= Afforestation in Scotland =

Scotland's environment

Afforestation efforts in Scotland have provided an increase in woodland expansion. By the 20th century mark, Scotland had diminished woodland coverage to 5% of Scotland's land area. However, by the early 21st century, afforestation efforts have increased woodland coverage to 17%. The Scottish government released their Draft Climate Change Plan in January 2017. The 2017 draft plan has increased the targeted woodland coverage to 21% by 2032 and increases the afforestation rate to 15,000 hectares per year.

==Modern history 1980–present==

By the 1980s the Forestry Commission retained the services of three foresters with qualification in landscape design. This was in line with the inclusion of the social and recreational aspects of Scotland's new view on woodlands expansion. However, design, conservation and recreation all fell behind the commercial aspect of afforestation. In 1981 the Thatcher government amended the 1967 Forestry Act that included a shift in favor of privatization of woodland expansion. Grants for afforestation were simplified as incentive to private landowners and would work in conjunction with the tax deductions in place since the 1950s. Tax breaks lured investors looking for long-term investments. This eventually led to expansion into areas less conditioned for forest. This included the Flow Country, which was drained and used for commercial timber, mostly Sitka Spruce. This resulted in 90% of Scotland's afforestation being carried out through tax break and grant.

In 1982 the Forestry Commission and the Institute of Chartered Foresters organized a conference on broadleaves in Britain. This marked a turning point for afforestation. After the conference the British government reviewed all aspects of broadleaves policy. On 24 July 1985 the government presented a new broadleaved woodland policy. Even with the new policy in place that sought to protect and further afforestation of native woodlands, the northern highlands and Flow Country were still seeing commercial afforestation of non-native species.

In 1987 the Nature Conservancy Council published Birds, Bogs and Forestry. The publication took aim at the use of the Flow Country for commercial plantations. It argued that the use of the land was having a big impact on wildlife. Other publications enforced the claim made by the NCC and it also came at a time of public allegations of the government catering to the wealthy. In 1988 the Chancellor of the Exchequer canceled all tax incentives. The late '80s and '90s saw an increased interest by the public in Scotland's forests and the Forest commission was on board. As a result, in 1992 the Forest Commission established the Native Pinewoods Initiative, whose goal was to increase the area of native pinewood to 6,000 hectares by the late '90s.

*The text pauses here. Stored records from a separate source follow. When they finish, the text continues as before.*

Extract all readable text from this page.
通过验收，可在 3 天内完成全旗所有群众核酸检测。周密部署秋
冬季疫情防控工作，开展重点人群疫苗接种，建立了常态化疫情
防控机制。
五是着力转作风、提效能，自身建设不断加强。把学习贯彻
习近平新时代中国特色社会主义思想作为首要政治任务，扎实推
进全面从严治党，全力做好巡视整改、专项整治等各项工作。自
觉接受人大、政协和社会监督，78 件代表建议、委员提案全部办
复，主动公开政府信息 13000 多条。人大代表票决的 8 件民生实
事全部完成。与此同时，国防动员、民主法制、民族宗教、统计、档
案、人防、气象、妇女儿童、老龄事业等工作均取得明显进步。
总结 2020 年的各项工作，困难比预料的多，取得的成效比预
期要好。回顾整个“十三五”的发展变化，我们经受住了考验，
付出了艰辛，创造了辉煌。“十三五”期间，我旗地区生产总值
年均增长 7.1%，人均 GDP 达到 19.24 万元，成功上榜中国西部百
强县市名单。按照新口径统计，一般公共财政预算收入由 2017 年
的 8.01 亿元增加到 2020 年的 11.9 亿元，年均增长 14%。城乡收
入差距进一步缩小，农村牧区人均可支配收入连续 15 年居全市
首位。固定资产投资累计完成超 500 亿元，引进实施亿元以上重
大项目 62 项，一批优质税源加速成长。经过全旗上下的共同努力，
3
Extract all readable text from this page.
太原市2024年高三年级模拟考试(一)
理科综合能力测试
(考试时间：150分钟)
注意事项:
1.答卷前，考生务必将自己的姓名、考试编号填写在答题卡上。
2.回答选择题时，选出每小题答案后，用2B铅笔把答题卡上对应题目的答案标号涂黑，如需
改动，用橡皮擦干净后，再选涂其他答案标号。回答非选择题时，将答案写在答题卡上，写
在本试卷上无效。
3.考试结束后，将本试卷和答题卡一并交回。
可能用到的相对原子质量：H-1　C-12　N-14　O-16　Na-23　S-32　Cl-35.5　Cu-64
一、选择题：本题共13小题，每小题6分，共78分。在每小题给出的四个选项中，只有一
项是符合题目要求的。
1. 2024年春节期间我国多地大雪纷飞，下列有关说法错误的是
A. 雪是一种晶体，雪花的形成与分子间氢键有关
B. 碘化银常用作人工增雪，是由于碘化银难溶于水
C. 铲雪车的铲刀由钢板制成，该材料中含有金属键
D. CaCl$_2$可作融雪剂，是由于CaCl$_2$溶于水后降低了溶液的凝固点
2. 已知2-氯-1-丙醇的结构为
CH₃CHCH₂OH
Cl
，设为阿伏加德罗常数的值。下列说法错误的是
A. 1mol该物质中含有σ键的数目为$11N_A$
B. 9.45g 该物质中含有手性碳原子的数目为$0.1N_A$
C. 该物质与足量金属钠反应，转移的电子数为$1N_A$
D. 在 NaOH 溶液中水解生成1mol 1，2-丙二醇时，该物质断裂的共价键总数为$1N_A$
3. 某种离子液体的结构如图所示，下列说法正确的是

The rise of the Labour Party in 1997 gave a further boost to afforestation of native tree species. Environmental preservation was high on the list of importance as was the inclusion of community in afforestation of woodland. Devolution from the U.K. took place in 1999. The Forestry Commission was dissolved and reorganized as the Forestry Commission Scotland.

In 2000 Forestry Commission Scotland released the first Scottish Forestry Strategy. In 2006 it was revised to reflect the issue of climate change as an important factor in woodland expansion. Scotland's emission target was not met in 2017 due to adjustments made in the EU's Emissions Trading System. In 2018 Scotland met its tree planting goal and introduced 11,200 new hectares of afforestation. This helped solidify Scotland's position as the leader in new tree planting within with UK, with 84% of new UK tree planting taking place in Scotland.

In April 2019, Forestry Commission Scotland was dissolved and formed into two new Scottish government agencies, Forestry and Land Scotland and Scottish Forestry. Forestry and Land Scotland is responsible for the conservation, management and promotion of Scotland's forest. Scottish Forestry is responsible for forestry policy, support and regulation.

==Future==
The Scottish Government's Draft Climate Change Plan was published in 2017 and has set goals for the future of Scottish afforestation. Targets range from the years 2020–2050. This includes a woodland creation target of 12,000 hectares per year by 2020/21, 14,000 hectares by 2022/23 and 15,000 hectares per year by 2024/25. Included in the draft is the 2050 goal of greater ecosystem services through forestation that contributes to natural flood protection, biodiversity improvement and the country's natural capital.